The proxy supports the following OpenAI-compatible endpoints exposed by vLLM:

| Endpoint               | Description                           |
| ---------------------- | ------------------------------------- |
| `/v1/chat/completions` | Multi-turn conversational completions |
| `/v1/completions`      | Single-prompt text completions        |

Both endpoints support streaming (`"stream": true`).

For detailed request/response schemas and parameters, see the [vLLM template documentation](/guides/serverless/vllm).

## Limitations

<Warning>
  The OpenAI-compatible proxy is designed for **text-in, text-out** workloads only.

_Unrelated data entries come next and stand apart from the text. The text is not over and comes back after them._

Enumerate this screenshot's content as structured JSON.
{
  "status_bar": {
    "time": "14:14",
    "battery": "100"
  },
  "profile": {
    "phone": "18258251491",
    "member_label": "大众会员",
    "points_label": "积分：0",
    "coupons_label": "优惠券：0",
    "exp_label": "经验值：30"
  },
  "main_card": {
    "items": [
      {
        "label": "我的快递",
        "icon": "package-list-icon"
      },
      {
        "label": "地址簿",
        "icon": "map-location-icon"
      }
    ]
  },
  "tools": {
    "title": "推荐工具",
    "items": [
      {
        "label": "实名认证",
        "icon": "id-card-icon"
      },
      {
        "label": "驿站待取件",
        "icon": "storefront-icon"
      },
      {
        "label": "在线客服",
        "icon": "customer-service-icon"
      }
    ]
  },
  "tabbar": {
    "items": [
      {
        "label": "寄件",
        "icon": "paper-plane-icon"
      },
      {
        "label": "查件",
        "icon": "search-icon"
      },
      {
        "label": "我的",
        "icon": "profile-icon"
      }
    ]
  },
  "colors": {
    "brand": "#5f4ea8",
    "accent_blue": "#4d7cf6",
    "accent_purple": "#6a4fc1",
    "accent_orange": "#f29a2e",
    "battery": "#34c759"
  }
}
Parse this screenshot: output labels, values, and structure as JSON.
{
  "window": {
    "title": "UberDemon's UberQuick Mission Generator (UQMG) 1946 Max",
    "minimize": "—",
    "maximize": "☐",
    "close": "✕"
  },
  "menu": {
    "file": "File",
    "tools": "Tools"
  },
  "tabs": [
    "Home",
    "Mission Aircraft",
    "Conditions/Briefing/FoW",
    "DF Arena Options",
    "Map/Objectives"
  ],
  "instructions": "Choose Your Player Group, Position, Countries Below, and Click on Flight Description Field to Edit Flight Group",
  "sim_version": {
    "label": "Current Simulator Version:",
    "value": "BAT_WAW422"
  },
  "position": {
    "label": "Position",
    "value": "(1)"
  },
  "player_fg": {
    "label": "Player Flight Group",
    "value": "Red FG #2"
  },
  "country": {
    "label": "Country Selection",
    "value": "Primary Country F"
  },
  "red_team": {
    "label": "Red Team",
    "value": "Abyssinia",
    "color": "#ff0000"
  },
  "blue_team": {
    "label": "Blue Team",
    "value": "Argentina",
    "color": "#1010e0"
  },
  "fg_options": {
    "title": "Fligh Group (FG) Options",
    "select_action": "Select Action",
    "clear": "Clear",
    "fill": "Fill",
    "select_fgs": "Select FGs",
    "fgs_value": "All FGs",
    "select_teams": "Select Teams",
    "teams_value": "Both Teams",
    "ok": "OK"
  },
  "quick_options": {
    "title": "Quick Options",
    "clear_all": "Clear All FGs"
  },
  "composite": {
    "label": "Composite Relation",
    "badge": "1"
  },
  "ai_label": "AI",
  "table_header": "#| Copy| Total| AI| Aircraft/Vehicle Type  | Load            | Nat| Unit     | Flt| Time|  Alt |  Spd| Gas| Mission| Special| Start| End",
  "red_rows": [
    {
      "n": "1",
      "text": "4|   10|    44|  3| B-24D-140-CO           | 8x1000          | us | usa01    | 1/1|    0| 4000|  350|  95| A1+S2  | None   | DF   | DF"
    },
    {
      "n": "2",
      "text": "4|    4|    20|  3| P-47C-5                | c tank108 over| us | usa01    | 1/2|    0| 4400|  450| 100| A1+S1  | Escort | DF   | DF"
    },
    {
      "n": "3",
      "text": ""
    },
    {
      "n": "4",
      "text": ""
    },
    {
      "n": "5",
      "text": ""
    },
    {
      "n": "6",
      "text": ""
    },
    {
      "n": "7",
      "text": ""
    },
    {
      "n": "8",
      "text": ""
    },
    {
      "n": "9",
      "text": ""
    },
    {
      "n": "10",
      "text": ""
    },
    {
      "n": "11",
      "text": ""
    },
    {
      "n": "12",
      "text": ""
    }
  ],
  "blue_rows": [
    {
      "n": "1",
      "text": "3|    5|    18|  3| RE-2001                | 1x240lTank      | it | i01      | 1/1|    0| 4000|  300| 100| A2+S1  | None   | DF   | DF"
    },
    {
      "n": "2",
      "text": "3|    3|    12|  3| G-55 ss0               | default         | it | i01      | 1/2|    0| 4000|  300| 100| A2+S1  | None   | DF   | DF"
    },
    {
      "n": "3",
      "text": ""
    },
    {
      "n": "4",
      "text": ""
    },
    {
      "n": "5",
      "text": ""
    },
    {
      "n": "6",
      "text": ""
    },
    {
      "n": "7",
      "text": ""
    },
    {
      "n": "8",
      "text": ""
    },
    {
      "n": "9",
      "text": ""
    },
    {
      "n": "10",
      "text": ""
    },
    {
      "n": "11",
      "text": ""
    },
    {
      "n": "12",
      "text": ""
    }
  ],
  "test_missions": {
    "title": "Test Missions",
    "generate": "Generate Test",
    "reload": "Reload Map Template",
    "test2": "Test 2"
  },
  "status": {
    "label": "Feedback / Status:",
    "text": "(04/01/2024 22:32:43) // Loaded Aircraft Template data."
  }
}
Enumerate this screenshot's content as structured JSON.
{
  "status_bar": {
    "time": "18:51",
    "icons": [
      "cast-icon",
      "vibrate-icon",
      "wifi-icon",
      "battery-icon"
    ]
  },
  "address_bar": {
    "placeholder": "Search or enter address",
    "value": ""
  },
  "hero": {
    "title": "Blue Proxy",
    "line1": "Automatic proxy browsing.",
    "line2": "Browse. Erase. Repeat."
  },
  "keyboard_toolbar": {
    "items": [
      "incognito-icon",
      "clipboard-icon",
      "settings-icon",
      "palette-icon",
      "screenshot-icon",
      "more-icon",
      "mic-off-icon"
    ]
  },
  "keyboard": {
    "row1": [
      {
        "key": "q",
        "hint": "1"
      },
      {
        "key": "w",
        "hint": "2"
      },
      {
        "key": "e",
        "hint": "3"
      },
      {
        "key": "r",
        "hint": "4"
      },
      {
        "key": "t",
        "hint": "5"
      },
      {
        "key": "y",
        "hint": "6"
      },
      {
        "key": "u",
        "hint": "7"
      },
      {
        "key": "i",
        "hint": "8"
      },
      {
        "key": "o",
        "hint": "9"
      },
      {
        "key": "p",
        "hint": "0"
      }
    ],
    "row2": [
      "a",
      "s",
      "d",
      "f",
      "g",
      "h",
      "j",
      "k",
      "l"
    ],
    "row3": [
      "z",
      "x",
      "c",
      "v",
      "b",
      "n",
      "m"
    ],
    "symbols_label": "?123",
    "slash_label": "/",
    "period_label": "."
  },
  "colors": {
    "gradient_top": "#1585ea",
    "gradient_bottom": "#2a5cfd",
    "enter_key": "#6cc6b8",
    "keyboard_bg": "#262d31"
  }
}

Review the limitations below before integrating.
</Warning>

### Text only

The proxy supports **text inputs and text outputs** only. The following OpenAI features are **not** supported:

* **Vision / image inputs**, Passing images via `image_url` in message content is not supported.
* **Audio inputs and outputs**, The `/v1/audio` endpoints (speech, transcription, translation) are not available.
* **Image generation**, The `/v1/images` endpoint is not available.
* **Embeddings**, The `/v1/embeddings` endpoint is not available through the proxy.

### vLLM-specific differences from the OpenAI specification

Because the proxy routes to a vLLM backend rather than OpenAI's own service, there are inherent differences between the two:

* **Tokenization**, Token counts may differ from OpenAI models because vLLM uses the tokenizer bundled with the open-source model (e.g., Qwen, Llama). This can affect billing estimates and `max_tokens` behavior.
* **Streaming chunk boundaries**, While the proxy uses the same Server-Sent Events (SSE) format, the exact boundaries of streamed chunks may differ. Some chunks may contain empty strings when chunked prefill is enabled.
* **Tool / function calling**, Tool calling is supported on models that are fine-tuned for it, but behavior may differ from OpenAI's implementation. The `parallel_tool_calls` parameter is not supported. See the [vLLM template documentation](/guides/serverless/vllm) for details.
* **Unsupported parameters**, The following request parameters are accepted but ignored: `user`, `suffix`, and `image_url.detail`.
* **Response fields**, vLLM may return additional fields not present in the OpenAI specification (e.g., `kv_transfer_params`). Standard OpenAI client libraries will safely ignore these.
* **Moderation**, No content moderation layer is applied. OpenAI's `/v1/moderations` endpoint is not available.